However, several compounds did show meaningfully reduced species difference with Vss,u compared with Vss. For example, considering midazolam, the ratio between the species with the highest and lowest Vss was 2.6-fold, whereas the ratio between the species with the highest and lowest Vss,u was 1.2-fold (Fig. 1, C and D). Other compounds showing a similar reduction in species difference included tiludronate (15–5-fold), valproic acid (4.4–2-fold), mifepristone (22–7.2-fold), nifedipine (9.2–5-fold), and quinidine (11–4.8-fold).

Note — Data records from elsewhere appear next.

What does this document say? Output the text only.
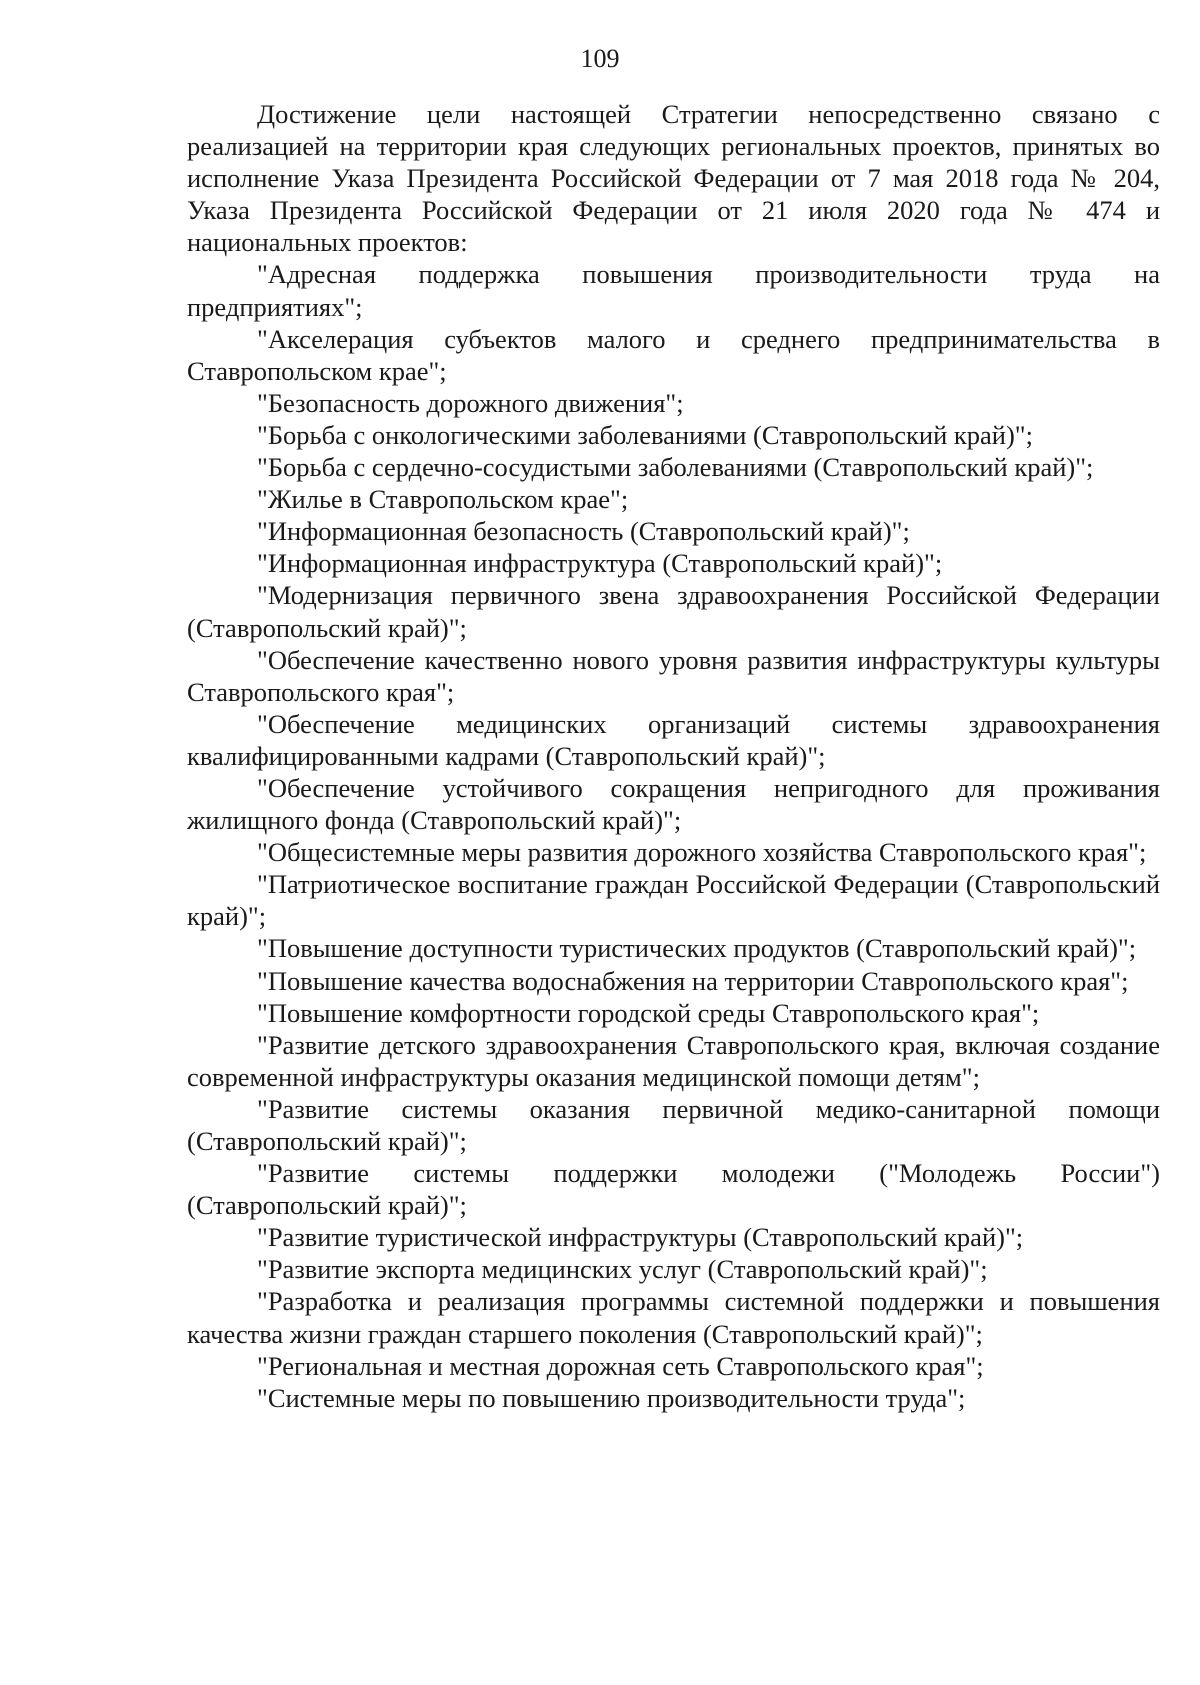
109

Достижение цели настоящей Стратегии непосредственно связано с реализацией на территории края следующих региональных проектов, принятых во исполнение Указа Президента Российской Федерации от 7 мая 2018 года № 204, Указа Президента Российской Федерации от 21 июля 2020 года № 474 и национальных проектов:

"Адресная поддержка повышения производительности труда на предприятиях";

"Акселерация субъектов малого и среднего предпринимательства в Ставропольском крае";

"Безопасность дорожного движения";

"Борьба с онкологическими заболеваниями (Ставропольский край)";

"Борьба с сердечно-сосудистыми заболеваниями (Ставропольский край)";

"Жилье в Ставропольском крае";

"Информационная безопасность (Ставропольский край)";

"Информационная инфраструктура (Ставропольский край)";

"Модернизация первичного звена здравоохранения Российской Федерации (Ставропольский край)";

"Обеспечение качественно нового уровня развития инфраструктуры культуры Ставропольского края";

"Обеспечение медицинских организаций системы здравоохранения квалифицированными кадрами (Ставропольский край)";

"Обеспечение устойчивого сокращения непригодного для проживания жилищного фонда (Ставропольский край)";

"Общесистемные меры развития дорожного хозяйства Ставропольского края";

"Патриотическое воспитание граждан Российской Федерации (Ставропольский край)";

"Повышение доступности туристических продуктов (Ставропольский край)";

"Повышение качества водоснабжения на территории Ставропольского края";

"Повышение комфортности городской среды Ставропольского края";

"Развитие детского здравоохранения Ставропольского края, включая создание современной инфраструктуры оказания медицинской помощи детям";

"Развитие системы оказания первичной медико-санитарной помощи (Ставропольский край)";

"Развитие системы поддержки молодежи ("Молодежь России") (Ставропольский край)";

"Развитие туристической инфраструктуры (Ставропольский край)";

"Развитие экспорта медицинских услуг (Ставропольский край)";

"Разработка и реализация программы системной поддержки и повышения качества жизни граждан старшего поколения (Ставропольский край)";

"Региональная и местная дорожная сеть Ставропольского края";

"Системные меры по повышению производительности труда";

In addition, several compounds showed meaningfully increased species difference with Vss,u compared with Vss. For example, considering felodipine, the ratio between the species with the highest and lowest Vss was 5.5-fold, whereas the ratio between the species with the highest and lowest Vss,u was 23-fold (Fig. 1, E and F). Other compounds showing a similar increase in species difference included cefoperazone (3–6.1-fold), gemfibrozil (9.8–17-fold), warfarin (2.5–5.2-fold), chlorpromazine (3.6–15-fold), cefpiramide (4.5–12-fold), temisartan (3.4–12-fold), and verlukast (7.4–14-fold).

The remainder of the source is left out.